Sie machte den Kühlschrank auf.»Möchten Sie etwas essen? Käse, ein Wurstbrot?«Sie sprach mit ihm wie mit einem alten Freund.

«Danke, ich habe keinen Hunger.«

«Ich auch nicht. «Sie schloss seufzend die Tür. Seit sie sich dafür entschieden hatte, ihn mit in ihre Wohnung zu nehmen, schien sie ihre Abwehrhaltung aufgegeben zu haben. Von Janos Vadas oder Bournes vergeblicher Verfolgung des Mörders wurde nicht mehr gesprochen. Das war ihm nur recht.

Sie gab ihm seinen Tee mit Rum, sie gingen ins Wohnzimmer und setzten sich auf das uralte Sofa.

«Mein Vater hat mit einem professionellen Vermittler namens Laszlo Molnar zusammengearbeitet«, sagte sie ohne Vorrede.»Er war derjenige, der Dr. Schiffer versteckt hatte.«

«Versteckt?«Bourne schüttelte den Kopf.»Das verstehe ich nicht.«

«Dr. Schiffer war entführt worden.«

Bournes nervöse Spannung wuchs.»Von wem?«

Sie schüttelte den Kopf.»Mein Vater hat’s gewusst, aber ich nicht. «Sie runzelte die Stirn, während sie sich konzentrierte.»Deshalb hat Alexej sich ursprünglich mit ihm in Verbindung gesetzt. Er brauchte die Hilfe meines

Vaters, um Dr. Schiffer zu befreien und an einen geheimen, sicheren Ort zu bringen.«

Plötzlich hatte er Mylene Dutroncs Stimme im Ohr:

«An jenem Tag hat Alex in ganz kurzer Zeit viele Anrufe bekommen und selbst viel telefoniert. Er war schrecklich nervös, und ich wusste, dass irgendein wichtiges Unternehmen in die kritische Phase getreten war. Bei dieser Gelegenheit habe ich mehrmals Dr. Schiffers Namen gehört und vermute daher, dass das Unternehmen ihm gegolten hat.«Dies war das wichtige Unternehmen gewesen.

«Ihrem Vater ist es also gelungen, Dr. Schiffer zu befreien.«

Annaka nickte. Der Lampenschein ließ ihr Haar in tiefem Kupferrot leuchten. Es beschattete die halbe Stirn und ihre Augen. Sie saß leicht nach vorn gebeugt mit geschlossenen Knien da und hielt ihre Teetasse mit beiden Händen umfasst, als wolle sie die Wärme des Tees in sich aufnehmen.

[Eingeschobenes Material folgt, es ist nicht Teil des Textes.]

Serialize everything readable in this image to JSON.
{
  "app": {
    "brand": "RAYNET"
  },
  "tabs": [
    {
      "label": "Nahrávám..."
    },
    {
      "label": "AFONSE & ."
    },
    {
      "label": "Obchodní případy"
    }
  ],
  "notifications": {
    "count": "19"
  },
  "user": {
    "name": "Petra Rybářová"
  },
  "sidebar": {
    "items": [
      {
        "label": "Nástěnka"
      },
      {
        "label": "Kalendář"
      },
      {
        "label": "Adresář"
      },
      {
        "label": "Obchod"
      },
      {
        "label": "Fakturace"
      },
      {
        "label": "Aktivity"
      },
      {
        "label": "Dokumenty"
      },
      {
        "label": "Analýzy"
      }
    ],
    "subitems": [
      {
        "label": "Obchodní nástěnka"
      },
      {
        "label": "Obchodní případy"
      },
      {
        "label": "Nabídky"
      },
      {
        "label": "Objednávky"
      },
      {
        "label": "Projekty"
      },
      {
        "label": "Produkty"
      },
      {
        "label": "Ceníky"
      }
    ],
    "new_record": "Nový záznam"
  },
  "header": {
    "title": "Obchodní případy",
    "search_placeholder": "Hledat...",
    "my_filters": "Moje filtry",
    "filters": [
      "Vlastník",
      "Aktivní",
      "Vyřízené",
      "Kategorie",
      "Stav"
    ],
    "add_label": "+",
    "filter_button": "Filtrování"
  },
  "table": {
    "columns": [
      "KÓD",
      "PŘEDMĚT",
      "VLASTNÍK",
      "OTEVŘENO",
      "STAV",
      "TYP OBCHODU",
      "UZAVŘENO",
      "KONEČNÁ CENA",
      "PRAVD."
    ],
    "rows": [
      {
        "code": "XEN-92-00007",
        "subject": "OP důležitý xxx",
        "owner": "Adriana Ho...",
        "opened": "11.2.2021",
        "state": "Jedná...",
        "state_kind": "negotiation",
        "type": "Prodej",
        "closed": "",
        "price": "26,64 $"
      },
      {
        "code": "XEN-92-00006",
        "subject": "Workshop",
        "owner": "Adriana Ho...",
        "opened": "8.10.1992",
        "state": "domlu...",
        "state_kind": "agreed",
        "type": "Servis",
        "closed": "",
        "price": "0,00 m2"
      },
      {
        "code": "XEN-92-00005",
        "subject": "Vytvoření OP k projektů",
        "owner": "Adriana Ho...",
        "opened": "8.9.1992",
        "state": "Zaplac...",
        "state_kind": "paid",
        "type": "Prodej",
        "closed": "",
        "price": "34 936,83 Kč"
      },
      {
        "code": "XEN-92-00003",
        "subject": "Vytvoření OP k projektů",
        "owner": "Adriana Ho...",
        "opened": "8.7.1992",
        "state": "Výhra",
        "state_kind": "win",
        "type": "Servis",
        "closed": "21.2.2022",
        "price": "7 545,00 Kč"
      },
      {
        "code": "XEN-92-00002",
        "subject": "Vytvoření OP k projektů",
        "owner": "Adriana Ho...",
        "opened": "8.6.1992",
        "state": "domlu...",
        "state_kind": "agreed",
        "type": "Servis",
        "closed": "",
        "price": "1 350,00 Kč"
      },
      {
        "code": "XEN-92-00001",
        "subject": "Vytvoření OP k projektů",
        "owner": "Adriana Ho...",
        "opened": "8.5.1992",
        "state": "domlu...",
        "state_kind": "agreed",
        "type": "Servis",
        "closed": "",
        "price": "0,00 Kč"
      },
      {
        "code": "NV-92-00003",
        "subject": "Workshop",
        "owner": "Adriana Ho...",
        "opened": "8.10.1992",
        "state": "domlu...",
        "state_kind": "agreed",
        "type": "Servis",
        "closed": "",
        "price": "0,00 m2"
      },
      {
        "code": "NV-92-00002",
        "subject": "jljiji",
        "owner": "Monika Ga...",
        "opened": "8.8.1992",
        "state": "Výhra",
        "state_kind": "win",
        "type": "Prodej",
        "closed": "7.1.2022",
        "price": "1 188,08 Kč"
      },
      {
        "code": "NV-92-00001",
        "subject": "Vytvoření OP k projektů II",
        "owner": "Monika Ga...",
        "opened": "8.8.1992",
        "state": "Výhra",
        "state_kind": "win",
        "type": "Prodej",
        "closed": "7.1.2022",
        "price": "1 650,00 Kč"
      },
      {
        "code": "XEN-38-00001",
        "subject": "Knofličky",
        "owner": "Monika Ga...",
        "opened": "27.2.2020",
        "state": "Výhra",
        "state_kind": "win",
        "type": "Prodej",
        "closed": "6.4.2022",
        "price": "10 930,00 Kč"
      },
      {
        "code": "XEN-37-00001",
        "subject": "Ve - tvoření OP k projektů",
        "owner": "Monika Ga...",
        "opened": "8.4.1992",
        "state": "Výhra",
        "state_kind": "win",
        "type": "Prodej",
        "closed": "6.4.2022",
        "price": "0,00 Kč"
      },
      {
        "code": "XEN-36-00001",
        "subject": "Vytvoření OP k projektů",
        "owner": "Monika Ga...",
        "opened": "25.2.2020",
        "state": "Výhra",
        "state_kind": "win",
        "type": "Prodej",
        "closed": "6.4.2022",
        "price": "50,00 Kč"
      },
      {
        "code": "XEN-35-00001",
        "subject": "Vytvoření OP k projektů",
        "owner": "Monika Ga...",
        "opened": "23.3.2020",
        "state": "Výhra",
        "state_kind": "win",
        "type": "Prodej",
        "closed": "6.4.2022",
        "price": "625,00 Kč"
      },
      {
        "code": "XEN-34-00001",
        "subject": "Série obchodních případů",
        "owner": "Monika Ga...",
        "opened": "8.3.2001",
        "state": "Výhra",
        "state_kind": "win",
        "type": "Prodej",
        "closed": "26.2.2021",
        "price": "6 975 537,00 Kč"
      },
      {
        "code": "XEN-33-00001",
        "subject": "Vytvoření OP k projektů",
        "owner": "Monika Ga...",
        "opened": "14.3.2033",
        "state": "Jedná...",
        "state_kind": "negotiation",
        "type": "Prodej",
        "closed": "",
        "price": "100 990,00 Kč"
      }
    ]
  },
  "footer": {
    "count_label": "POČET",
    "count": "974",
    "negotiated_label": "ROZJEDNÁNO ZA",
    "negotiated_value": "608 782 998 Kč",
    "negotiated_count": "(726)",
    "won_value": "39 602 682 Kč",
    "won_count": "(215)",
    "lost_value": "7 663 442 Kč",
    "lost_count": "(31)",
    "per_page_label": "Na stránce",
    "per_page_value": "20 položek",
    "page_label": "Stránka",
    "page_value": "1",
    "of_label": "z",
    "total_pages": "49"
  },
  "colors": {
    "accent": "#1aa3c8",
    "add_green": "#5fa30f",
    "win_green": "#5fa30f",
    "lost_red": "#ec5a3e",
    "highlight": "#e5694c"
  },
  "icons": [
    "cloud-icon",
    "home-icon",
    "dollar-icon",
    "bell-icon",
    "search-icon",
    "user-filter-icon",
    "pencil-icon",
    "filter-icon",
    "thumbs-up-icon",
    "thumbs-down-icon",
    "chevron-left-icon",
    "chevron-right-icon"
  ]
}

«Sobald mein Vater Dr. Schiffer befreit hatte, hat er ihn Laszlo Molnar übergeben. Das war eine reine Vorsichtsmaßnahme. Alexej und er hatten schreckliche Angst vor seinem Entführer.«

Auch das stimmte mit dem überein, was Mylene ihm erzählt hatte: »An jenem Tag war er ängstlich.«

Bournes Verstand arbeitete auf Hochtouren.»Annaka, damit dies alles einen Sinn ergibt, müssen Sie verstehen, dass die Ermordung Ihres Vaters ein sorgfältig geplantes Unternehmen war. Der Attentäter war schon vor uns in der Kirche, und er hat gewusst, dass Ihr Vater kommen würde.«

«Wie meinen Sie das?«

«Ihr Vater ist erschossen worden, bevor er mir erzählen konnte, was ich wissen wollte. Jemand will verhindern, dass ich Dr. Schiffer finde, und nun stellt sich immer deutlicher heraus, dass dieser Jemand der Mann sein muss, der Dr. Schiffer entführt hat und vor dem Alexej und Ihr Vater Angst hatten.«

Annaka machte große Augen.»Dann ist Laszlo Molnar jetzt möglicherweise in Gefahr.«

«Kann dieser Unbekannte von der Verbindung Ihres Vaters zu Molnar gewusst haben?«

«Mein Vater war äußerst vorsichtig, sehr sicherheitsbewusst, deshalb halte ich das für unwahrscheinlich. «Ihre Augen waren dunkel vor Angst, als sie ihn jetzt ansah.»Andererseits ist seine Abwehr in der Matthiaskirche durchbrochen worden.«

Bourne nickte zustimmend.»Wissen Sie, wo Molnar wohnt?«

Annaka fuhr sie zu Molnars Apartment im eleganten Botschaftsviertel Roszadomb oder Rosenhügel. Budapest präsentierte sich mit einer unglaublichen Vielfalt von Gebäuden aus hellem Stein, mit ornamental geschmückten Fensterstürzen und Gesimsen, üppig verziert wie Geburtstagstorten, malerischen Pflastergassen, schmiedeeisernen Balkonen mit Blumenkästen, Kaffeehäusern, die von kunstvollen Kronleuchtern erhellt wurden, deren gelbes Licht rötliche Wandtäfelungen beleuchtete, und bunt leuchtenden Glasfenstern in unverfälschten Jugendstilmustern. Wie Paris wurde diese Stadt zuallererst durch den mächtigen Fluss definiert, der sie in zwei Teile zerschnitt, und danach durch die Brücken, die ihn überspannten. Darüber hinaus war Budapest eine Stadt aus behauenem Stein mit gotischen Türmen, breiten

Treppenanlagen, angestrahlten Wällen, mit Kupfer eingedeckten Kuppeln, efeubewachsenen Mauern, monumentalen Statuen und glitzernden Mosaiken. Und wenn es regnete, wurden entlang der Donau Schirme, tausende von Schirmen, wie Segel aufgespannt.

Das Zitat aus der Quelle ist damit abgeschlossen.